Николай был крепко привязан к нашему братству, хотя скаутинг и на дал ему ответа на волнующие его политические вопросы. Когда девятый вал разгромов пронесся над нашими головами, он резко отказался от помощи и связей отца и вместе с нами очутился на Соловках.

Николай у нас — резко выраженный политик. Он проповедует мысль, что управлять страной должны не профессионалы политики, не невежественная масса, не финансовые дельцы, не военная сила, не фанатики социализма, а люди науки и знания. Его ide fixe — власть культурных и знающих людей.

Он хорошо знал подпольную жизнь советской молодежи, ее стремления, искание и недовольство советской жизнью. Это он впервые рассказал мне о могучей юношеской подпольной политической организации — «Союза Мыслящей Молодежи», на которую ГПУ смотрит с такой тревогой и ненавистью…

— Борис, Борис, — даже не здороваясь со мной, восклицает он. — Гляди-ка, что я тут, в старых монастырских фолиантах вычитал: тут у монахов настоящий НОТ[32] был, когда еще дедушки Тейлора и на свете не было. Тут, брат, описаны производственные процессы солеварен и молочного хозяйства. Прямо чудеса! Знаешь, оказывается, еще в конце XIX века англичане сюда ездили учиться постановке молочного дела!…

Он опустил свою книгу и взглянул на меня сквозь космы своих иссиня-черных волос.

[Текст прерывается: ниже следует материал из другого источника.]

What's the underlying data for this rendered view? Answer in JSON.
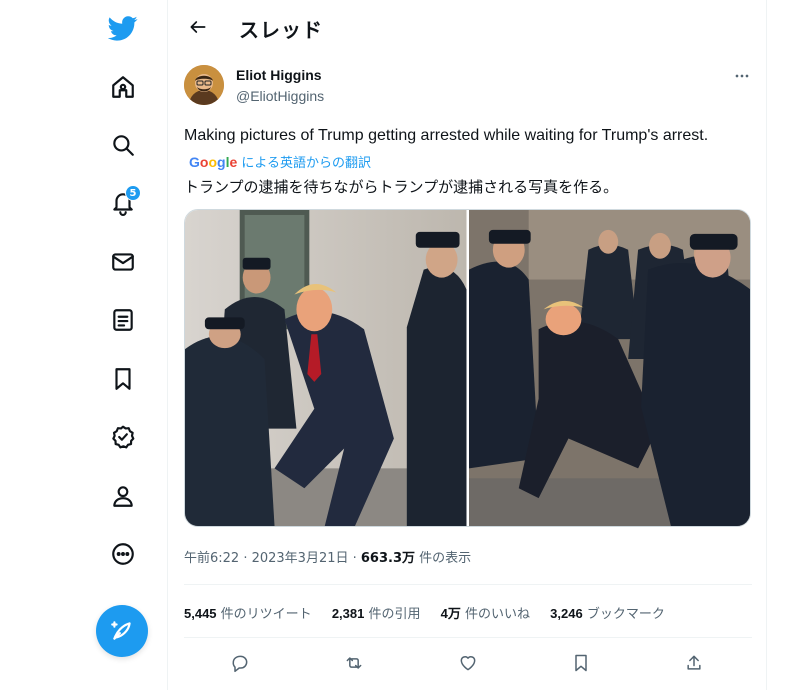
{
  "nav": {
    "items": [
      {
        "name": "twitter-logo-icon"
      },
      {
        "name": "home-icon"
      },
      {
        "name": "explore-search-icon"
      },
      {
        "name": "notifications-bell-icon",
        "badge": "5"
      },
      {
        "name": "messages-envelope-icon"
      },
      {
        "name": "lists-icon"
      },
      {
        "name": "bookmarks-icon"
      },
      {
        "name": "verified-icon"
      },
      {
        "name": "profile-icon"
      },
      {
        "name": "more-circle-icon"
      }
    ],
    "compose_icon": "compose-feather-icon",
    "accent_color": "#1d9bf0"
  },
  "header": {
    "title": "スレッド"
  },
  "tweet": {
    "author_name": "Eliot Higgins",
    "author_handle": "@EliotHiggins",
    "text": "Making pictures of Trump getting arrested while waiting for Trump's arrest.",
    "translate": {
      "google": "Google",
      "label": "による英語からの翻訳"
    },
    "translated_text": "トランプの逮捕を待ちながらトランプが逮捕される写真を作る。",
    "timestamp": "午前6:22 · 2023年3月21日 · ",
    "views_count": "663.3万",
    "views_label": " 件の表示",
    "stats": [
      {
        "count": "5,445",
        "label": " 件のリツイート"
      },
      {
        "count": "2,381",
        "label": " 件の引用"
      },
      {
        "count": "4万",
        "label": " 件のいいね"
      },
      {
        "count": "3,246",
        "label": " ブックマーク"
      }
    ]
  }
}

— Вот это, брат, — да!… Я, признаться, думал, что монахи, как это в советских книгах пишут, — так себе — лежебоки были, только молиться, да каяться умели, а вот, поди-ж ты… Молодцы! Вот это, верно, настоящая коммуна была — не чета нынешним, социалистическим… Вот что значит спаивающая идея!… Вера в Бога, да альтруизм… Черт побери!.. Мне только сейчас пришло в голову — как много общего, вот, в общих установках монашества, рыцарства и скаутинга… У всех разная линии в жизни, а истоки-то одинаковые… Слушай, Борис. Ты брат, не обижайся. Катись себе дальше — я сейчас слишком взволнован этими мыслями, чтобы с тобой калякать… Вот, как в голове все сляжется, тогда потолкуем…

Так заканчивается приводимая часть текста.